To be able to support kernel integrity protection, we had to change how macOS loads kernel extensions.
Which means this now requires a reboot.
And point authentication. If you develop a kernel extension, you are going to need to enable point authentication. And as we continue to improve the platform, you should expect to see more friction around kernel extensions.
We introduced DriverKit last year in Catalina to enable you to build drivers that run in user space, which improves system stability and security.
If you're not already looking into DriverKit for any drivers you develop, then now's the time to do so.
Here are some resources to help you learn more and get started with DriverKit.
Okay, that was security. Now, let's take a look at application support on this platform.
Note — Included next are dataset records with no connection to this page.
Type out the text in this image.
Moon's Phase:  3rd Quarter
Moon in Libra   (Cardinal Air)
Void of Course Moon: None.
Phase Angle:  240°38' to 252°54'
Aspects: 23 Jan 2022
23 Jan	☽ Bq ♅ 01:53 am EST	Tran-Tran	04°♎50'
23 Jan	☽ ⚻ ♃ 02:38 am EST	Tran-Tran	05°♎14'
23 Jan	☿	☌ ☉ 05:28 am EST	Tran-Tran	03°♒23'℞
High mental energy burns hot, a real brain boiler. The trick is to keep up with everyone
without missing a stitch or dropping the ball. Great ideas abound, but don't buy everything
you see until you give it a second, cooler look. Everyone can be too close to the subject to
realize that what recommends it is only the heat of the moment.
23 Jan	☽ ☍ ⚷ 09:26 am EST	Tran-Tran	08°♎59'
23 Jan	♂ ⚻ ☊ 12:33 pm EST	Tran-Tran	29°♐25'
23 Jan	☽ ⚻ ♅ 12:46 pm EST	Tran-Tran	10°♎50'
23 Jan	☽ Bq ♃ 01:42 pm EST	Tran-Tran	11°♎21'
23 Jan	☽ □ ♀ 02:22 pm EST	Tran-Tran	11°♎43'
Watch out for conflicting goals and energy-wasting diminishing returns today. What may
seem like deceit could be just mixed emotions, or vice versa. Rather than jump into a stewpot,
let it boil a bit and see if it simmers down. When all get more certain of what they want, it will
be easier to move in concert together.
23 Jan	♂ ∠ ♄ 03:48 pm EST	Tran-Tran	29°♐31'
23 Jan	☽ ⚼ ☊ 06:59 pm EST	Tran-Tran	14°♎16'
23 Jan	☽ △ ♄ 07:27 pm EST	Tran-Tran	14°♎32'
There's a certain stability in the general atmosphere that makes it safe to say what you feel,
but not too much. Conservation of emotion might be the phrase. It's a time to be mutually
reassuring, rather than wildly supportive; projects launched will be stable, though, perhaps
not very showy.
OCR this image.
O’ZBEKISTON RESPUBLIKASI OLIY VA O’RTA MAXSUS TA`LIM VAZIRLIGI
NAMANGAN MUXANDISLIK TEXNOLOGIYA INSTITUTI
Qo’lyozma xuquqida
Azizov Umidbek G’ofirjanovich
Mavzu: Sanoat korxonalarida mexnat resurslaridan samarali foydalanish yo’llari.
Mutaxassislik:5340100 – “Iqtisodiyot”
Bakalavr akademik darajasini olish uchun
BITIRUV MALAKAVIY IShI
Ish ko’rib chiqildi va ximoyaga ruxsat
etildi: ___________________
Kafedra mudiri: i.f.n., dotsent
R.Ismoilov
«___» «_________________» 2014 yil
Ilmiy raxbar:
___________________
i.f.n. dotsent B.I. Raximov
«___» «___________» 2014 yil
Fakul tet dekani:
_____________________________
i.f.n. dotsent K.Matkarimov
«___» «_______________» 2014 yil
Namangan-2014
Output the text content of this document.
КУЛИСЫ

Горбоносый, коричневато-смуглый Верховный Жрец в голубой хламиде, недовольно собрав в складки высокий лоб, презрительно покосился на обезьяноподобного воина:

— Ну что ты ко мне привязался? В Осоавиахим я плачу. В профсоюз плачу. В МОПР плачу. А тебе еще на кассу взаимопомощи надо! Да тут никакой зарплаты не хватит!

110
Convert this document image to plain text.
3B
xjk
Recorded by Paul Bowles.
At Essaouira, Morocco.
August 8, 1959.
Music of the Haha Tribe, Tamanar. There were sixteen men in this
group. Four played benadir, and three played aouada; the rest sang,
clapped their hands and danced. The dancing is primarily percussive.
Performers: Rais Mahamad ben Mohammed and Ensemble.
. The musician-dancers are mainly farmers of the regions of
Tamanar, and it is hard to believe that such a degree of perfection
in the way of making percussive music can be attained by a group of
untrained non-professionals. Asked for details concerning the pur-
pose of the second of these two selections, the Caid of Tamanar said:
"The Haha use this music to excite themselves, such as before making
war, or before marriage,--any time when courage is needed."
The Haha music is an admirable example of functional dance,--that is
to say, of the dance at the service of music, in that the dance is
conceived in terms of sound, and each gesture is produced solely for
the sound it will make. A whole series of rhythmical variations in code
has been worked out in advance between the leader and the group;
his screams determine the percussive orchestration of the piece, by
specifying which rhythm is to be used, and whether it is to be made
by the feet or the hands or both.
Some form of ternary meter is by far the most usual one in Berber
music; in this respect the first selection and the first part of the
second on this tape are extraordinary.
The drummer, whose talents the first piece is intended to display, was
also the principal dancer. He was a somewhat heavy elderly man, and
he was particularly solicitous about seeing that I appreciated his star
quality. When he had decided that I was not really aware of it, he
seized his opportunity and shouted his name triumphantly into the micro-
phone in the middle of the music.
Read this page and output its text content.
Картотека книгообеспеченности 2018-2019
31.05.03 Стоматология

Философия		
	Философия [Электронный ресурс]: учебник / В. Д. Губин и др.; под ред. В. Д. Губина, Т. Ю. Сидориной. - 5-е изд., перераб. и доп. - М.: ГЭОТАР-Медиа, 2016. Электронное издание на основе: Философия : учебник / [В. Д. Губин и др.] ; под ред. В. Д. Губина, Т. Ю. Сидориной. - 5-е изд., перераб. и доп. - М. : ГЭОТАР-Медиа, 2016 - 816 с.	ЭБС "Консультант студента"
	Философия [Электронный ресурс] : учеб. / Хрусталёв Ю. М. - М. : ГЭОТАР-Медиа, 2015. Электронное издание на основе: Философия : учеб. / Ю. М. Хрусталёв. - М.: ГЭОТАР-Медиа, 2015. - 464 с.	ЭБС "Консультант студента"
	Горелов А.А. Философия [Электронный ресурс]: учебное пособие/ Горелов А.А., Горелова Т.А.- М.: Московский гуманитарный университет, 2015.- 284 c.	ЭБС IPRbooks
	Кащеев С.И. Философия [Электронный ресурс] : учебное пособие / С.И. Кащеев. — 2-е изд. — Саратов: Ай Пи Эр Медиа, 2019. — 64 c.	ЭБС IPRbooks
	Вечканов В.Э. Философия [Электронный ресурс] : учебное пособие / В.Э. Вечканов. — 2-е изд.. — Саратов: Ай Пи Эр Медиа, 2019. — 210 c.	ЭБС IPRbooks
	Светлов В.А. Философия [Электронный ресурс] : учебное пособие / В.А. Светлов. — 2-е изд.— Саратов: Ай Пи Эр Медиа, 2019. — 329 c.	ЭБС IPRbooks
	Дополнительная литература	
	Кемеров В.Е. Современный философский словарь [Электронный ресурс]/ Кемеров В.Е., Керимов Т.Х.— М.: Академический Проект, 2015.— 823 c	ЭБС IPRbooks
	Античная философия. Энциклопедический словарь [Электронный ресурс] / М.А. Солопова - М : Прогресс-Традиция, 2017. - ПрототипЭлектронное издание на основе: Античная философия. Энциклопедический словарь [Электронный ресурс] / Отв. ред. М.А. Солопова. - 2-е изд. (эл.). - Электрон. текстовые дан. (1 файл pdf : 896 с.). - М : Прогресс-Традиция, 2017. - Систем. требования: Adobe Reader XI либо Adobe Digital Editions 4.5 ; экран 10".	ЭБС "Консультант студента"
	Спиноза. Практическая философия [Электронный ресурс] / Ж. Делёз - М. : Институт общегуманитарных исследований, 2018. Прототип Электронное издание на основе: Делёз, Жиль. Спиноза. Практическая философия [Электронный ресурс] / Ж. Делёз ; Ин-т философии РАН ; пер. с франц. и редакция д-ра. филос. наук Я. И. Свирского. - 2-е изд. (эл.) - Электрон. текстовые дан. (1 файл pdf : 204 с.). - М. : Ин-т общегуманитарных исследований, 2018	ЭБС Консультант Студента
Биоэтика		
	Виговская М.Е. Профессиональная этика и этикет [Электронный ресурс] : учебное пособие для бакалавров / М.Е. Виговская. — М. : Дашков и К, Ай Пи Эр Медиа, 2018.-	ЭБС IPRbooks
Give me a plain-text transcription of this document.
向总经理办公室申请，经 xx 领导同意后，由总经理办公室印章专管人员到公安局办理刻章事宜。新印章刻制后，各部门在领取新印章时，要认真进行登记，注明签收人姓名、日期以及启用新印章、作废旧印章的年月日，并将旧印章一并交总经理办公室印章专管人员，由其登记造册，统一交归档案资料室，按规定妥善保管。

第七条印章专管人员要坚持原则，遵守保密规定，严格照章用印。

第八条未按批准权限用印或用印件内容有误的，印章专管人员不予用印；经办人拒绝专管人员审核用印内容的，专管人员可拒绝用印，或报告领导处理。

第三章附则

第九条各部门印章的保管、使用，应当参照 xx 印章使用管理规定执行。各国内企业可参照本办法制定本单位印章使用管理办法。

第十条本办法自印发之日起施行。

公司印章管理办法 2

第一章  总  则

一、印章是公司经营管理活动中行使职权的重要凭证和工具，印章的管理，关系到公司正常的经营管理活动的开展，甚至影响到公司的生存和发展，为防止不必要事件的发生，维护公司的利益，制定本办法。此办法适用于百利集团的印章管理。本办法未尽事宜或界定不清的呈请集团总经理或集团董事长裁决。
Rosetta is our translator to run existing x86_64 applications. It runs all kinds of apps: macOS apps, Catalyst apps, games and complicated apps like web browsers with embedded JIT compilers.
Apps using Metal will directly generate the right commands for the Apple GPU, and translated apps that use Core ML get to run on the Neural Engine.
The performance and compatibility of Rosetta was only possible through Apple Silicon and software teams working closely together.
Now, Rosetta sets to work right from the moment your application is being installed. Triggered by the App Store or the package installer, Rosetta will start translating all the executable code in your application. If your application doesn't use one of our installers, then you may see an extra bounce or two in the dock the first time it's launched, as we'll start translating it then.
And security is deeply integrated into this translation process.
Translations of your application are all code-signed, tied to a single machine, securely stored, and get refreshed over OS updates.
When your application is launched, we load our stored translation. Rosetta then fully emulates a x86_64 process, right down to the system call interface. Everything in the process is translated, including all system frameworks.
If Rosetta newly encounters code that haven't been translated at install time, then we'll compile it on the fly.
And Rosetta maintains the security you'd expect with hardened run-time protections, all fully enforced on processes running in Rosetta.
Now, hopefully, everything should just work, but if you do need to debug or profile your app, well, that's all fully supported. You can build and run translated apps directly from Xcode, and you can profile from Instruments. You could also use command-line tools like LLDB.
There are some differences between processes running on an Intel-based and Apple Silicon Mac. Page size, memory ordering rules, the frequency of mach_absolute_time and some details of floating point behavior, these all change.
For applications running in Rosetta, we've made sure that everything matches behavior on an Intel-based Mac. Now, Rosetta does not support the AVX vector extensions to x86.
Applications should already be checking whether the machine supports AVX before trying to use it. There's a sysctl you can use if you need to do so.
Also, you will see some limitations running on the Developer Transition Kit, as there are some compatibility restrictions on that hardware. The DTK release notes have more information.
And finally, if your application does need to know when it's being run in Rosetta, then we have added a sysctl.proc_translated to check for this.
Okay, that's Rosetta. Of course, what your customers really want is a native arm64 port of your application.
We have a ton of great information for you on porting and optimizing your applications on the developer documentation website.
And there's a whole session full of advice around porting your applications, so please go check that out, and please get started on a native port.
And for the first time, compatible iPad and iPhone apps will also be available on the Mac.